CVC had been bidding for the iShares arm of BGI that Barclays had put up for sale earlier this year, and for which a preliminary agreement – subject to a go-shop clause – had been announced on April 9. CVC, which had bid US$4.4bn for iShares, now has until June 18 to submit an offer that matches or betters the BlackRock bid, but this is not considered likely.

Selling a major financial asset in the middle of the biggest bear market for 80 years might have seemed an unenviable prospect when Barclays’ shares stood below 50p in January. At that level, the bank had a market value of just £4bn.

Therefore to get £8.2bn for BGI, which accounts for no more than a sixth of Barclays’ overall earnings, appears an incredible achievement. Creating a competitive process, when buyers are scarce and funding is scarcer, must be applauded.

CVC acted as a fine pacesetter, offering to pick off iShares, the retail part of BGI with the highest margins, for a reasonable £3bn. However, that deal looked like window dressing for Barclays, since it was going to have to stump up 70% of the cash to get the sale done.

CVC has earned a tasty £106m for its efforts over the last four months, probably its best deal ever if judged by private equity’s favoured ‘internal rate of return’ measure.

Barclays said that the net gain of US$8.8bn would add 150bp to core Tier 1, taking it to 8% after also assuming full conversion of the mandatorily convertible notes issued in November 2008.
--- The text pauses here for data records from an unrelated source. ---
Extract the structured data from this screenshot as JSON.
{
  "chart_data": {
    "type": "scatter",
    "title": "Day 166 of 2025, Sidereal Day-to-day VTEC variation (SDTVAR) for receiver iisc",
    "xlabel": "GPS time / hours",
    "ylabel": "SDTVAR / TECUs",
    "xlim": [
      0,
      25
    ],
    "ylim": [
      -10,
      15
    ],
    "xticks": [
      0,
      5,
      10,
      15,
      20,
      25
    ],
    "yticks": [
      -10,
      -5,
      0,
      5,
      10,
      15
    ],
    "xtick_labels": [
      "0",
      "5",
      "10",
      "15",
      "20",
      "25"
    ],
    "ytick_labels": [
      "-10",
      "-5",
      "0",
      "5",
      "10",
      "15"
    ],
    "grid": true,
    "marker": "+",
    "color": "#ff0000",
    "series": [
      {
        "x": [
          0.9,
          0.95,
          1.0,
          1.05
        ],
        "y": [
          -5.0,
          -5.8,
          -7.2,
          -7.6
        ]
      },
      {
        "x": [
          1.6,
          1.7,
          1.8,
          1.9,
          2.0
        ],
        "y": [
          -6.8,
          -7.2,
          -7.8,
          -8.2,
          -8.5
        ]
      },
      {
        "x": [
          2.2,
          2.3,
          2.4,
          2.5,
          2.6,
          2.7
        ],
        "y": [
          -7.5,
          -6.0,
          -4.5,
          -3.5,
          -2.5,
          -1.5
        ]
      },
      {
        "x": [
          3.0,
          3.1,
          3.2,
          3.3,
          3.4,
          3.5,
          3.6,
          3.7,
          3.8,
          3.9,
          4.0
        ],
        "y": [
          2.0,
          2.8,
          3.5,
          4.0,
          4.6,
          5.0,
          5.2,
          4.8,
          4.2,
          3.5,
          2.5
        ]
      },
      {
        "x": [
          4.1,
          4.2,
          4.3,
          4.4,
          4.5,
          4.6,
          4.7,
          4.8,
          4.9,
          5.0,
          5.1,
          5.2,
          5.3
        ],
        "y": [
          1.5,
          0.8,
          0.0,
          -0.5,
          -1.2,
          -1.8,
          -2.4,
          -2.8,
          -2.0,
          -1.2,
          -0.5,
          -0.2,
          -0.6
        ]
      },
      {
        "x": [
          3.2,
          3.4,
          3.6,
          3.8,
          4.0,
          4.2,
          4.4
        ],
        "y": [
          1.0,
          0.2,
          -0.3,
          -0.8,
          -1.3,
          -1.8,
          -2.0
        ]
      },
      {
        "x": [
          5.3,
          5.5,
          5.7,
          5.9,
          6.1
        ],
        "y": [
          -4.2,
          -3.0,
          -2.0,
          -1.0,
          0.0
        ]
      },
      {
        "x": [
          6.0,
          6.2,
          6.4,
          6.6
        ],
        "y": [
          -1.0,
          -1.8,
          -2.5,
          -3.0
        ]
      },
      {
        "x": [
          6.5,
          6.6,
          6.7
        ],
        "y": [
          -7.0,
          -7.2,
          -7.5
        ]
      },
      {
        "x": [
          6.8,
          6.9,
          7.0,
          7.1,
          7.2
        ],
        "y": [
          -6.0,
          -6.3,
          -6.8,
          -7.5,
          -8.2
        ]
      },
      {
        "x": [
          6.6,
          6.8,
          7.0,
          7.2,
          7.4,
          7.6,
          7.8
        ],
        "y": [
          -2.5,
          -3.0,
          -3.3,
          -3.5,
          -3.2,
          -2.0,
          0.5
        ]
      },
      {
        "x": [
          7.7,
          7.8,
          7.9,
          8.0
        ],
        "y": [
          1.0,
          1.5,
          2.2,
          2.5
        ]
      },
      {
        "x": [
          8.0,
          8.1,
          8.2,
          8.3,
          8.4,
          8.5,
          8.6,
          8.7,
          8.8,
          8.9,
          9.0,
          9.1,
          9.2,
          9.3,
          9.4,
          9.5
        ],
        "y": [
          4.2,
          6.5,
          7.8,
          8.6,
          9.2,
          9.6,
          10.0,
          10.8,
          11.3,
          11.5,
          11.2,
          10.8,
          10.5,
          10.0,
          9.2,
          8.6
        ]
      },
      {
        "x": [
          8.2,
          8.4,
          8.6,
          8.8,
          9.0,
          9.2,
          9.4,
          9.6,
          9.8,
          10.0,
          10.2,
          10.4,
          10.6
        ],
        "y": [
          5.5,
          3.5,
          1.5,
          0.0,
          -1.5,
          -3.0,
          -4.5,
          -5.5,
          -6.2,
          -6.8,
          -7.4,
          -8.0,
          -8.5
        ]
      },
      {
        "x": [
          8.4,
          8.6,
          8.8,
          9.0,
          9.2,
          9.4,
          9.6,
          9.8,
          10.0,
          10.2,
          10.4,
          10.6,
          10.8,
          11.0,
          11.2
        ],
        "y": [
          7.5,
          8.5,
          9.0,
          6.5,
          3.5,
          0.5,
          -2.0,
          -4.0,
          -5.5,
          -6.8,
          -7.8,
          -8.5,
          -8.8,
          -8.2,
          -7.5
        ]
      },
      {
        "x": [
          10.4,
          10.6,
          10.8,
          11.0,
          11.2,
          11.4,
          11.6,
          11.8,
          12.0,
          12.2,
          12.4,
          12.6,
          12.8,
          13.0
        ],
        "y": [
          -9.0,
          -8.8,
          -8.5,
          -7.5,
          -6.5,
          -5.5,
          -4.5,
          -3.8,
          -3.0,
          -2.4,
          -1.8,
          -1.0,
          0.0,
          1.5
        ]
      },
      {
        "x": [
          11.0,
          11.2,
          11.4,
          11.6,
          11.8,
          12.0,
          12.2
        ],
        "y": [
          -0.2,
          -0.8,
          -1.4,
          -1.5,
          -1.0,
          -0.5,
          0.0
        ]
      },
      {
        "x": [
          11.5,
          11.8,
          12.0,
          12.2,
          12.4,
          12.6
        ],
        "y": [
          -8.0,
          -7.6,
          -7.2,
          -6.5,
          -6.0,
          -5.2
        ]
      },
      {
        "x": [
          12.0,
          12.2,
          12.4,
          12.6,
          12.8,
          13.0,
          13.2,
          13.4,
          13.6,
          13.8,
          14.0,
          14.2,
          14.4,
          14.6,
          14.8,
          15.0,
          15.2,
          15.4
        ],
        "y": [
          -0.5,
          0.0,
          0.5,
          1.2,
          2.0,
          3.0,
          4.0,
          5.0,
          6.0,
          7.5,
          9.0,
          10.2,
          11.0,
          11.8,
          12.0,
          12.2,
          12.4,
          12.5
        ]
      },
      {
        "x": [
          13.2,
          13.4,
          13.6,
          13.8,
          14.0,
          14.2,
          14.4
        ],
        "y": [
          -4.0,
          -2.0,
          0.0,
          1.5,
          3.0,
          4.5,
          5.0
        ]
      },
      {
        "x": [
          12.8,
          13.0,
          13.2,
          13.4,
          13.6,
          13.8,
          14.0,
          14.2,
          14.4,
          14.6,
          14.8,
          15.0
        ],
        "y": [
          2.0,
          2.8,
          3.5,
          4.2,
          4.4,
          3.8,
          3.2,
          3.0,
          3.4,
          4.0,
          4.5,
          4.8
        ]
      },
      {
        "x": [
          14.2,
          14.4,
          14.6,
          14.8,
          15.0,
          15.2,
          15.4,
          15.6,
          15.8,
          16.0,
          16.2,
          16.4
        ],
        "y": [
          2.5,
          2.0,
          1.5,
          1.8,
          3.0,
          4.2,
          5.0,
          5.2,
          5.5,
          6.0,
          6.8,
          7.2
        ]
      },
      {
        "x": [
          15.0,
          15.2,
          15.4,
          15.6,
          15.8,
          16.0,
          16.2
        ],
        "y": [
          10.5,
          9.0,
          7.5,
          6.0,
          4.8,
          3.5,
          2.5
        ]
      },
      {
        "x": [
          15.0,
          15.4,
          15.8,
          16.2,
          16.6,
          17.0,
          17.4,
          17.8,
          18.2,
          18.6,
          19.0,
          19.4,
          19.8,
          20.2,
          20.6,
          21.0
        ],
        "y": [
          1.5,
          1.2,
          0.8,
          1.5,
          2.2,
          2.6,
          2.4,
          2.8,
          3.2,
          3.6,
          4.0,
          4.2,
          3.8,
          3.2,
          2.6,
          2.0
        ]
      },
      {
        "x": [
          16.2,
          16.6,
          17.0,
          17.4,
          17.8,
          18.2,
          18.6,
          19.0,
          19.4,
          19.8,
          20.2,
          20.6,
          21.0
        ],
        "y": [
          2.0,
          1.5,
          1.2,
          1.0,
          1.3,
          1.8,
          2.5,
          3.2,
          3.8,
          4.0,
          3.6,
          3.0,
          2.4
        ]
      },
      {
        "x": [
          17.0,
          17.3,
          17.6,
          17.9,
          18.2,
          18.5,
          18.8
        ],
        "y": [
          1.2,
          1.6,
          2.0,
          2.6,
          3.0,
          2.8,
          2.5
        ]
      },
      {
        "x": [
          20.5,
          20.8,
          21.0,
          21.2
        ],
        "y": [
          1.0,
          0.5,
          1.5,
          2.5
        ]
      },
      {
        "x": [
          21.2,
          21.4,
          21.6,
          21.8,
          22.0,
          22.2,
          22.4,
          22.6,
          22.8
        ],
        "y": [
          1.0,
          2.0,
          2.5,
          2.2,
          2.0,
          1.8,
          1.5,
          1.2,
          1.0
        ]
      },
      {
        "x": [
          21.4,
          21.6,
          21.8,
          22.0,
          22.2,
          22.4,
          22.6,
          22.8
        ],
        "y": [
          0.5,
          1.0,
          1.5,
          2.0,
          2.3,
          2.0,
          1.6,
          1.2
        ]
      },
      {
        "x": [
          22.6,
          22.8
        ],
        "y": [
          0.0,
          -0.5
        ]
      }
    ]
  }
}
According to one senior banker who has been close to the iShares situation, although not working directly on the BlackRock deal, Barclays did not launch the iShares sale merely as a way of stimulating interest in the broader BGI division.

“Like a lot of transactions, in the beginning this didn’t have a very strategic rationale,” said the banker. “They needed to raise capital, they needed to get their Tier 1 to a certain level, they looked in the closet and pulled out an old golf bag. They were very clever in having a long go-shop period, though.”

The banker also dismissed speculation that Barclays would be using the proceeds to build a war-chest for future acquisitions of other companies. “There’s no war-chest for acquisitions. What they are doing though is using the money to buy people and using this market opportunity to build a full-service investment bank.”

Some analysts, however, remain wary of underlying issues in the bank’s balance sheet and franchise strength. Initiating coverage of Barclays last week, credit analysts at RBC Capital Markets said that recent results had been very reliant on one-off gains. The BGI sale was another of these.

“Barclays’ high rabbit-from-hat rate generates positive headlines and distracts market attention from underlying franchise issues, in our view,” said the analysts. “This high rabbit-from-hat rate is unsustainable and Barclays is likely to generate heightened volatility in the income stream over the medium term from relatively less risk-deleveraging than its competitors.”